E2EE stands for End-To-End Encryption.
In WebRTC, encryption is mandatory and is conducted hop-by-hop. This means that between one WebRTC client to another, the media is encrypted.
In practicality:
- TURN servers can’t look at the media, as they aren’t privy to the encryption keys used
- Media servers such as an SFU or an MCU can look at the media, since they are considered another WebRTC client to the client sharing its media with them
In order to guard the media and encrypt it from media servers, E2EE technologies can be used.

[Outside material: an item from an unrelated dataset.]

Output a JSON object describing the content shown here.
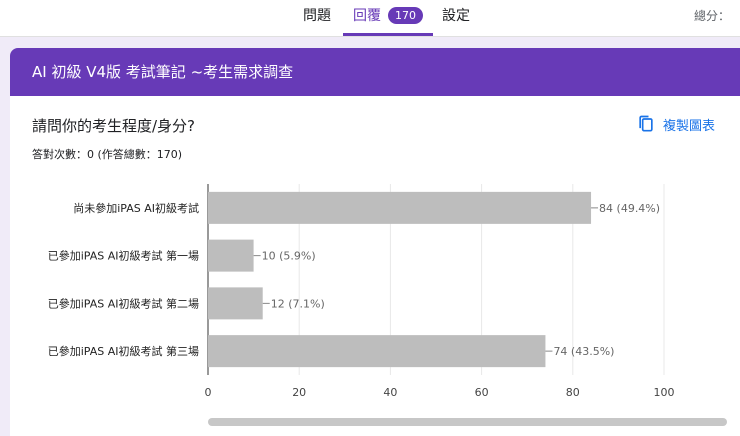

For WebRTC, this is possible by using Insertable Streams. This technology allows the application to catch the media packets just before they are being encoded on the sender side and just before they are being decoded on the receiver side:
The application at this point can implement a callback that will encrypt or decrypt the data outside of the scope and context of WebRTC, making it indiscernible to media servers and anyone else who has no access to the encryption keys used.
The keys themselves are negotiated outside of the scope of WebRTC.
With E2EE, each packet gets encrypted twice:
- First time using the application level encryption known only to the clients
- Second time using SRTP in the standard mechanism WebRTC uses, making it readable by media servers]
This separation of keys enables an organizational separation where one organization may know the E2EE key – the client side application level secret, and the other organization who is hosting and running the SFUs does not.
E2EE using Insertable Streams is applicable to SFUs and cannot be used in MCUs.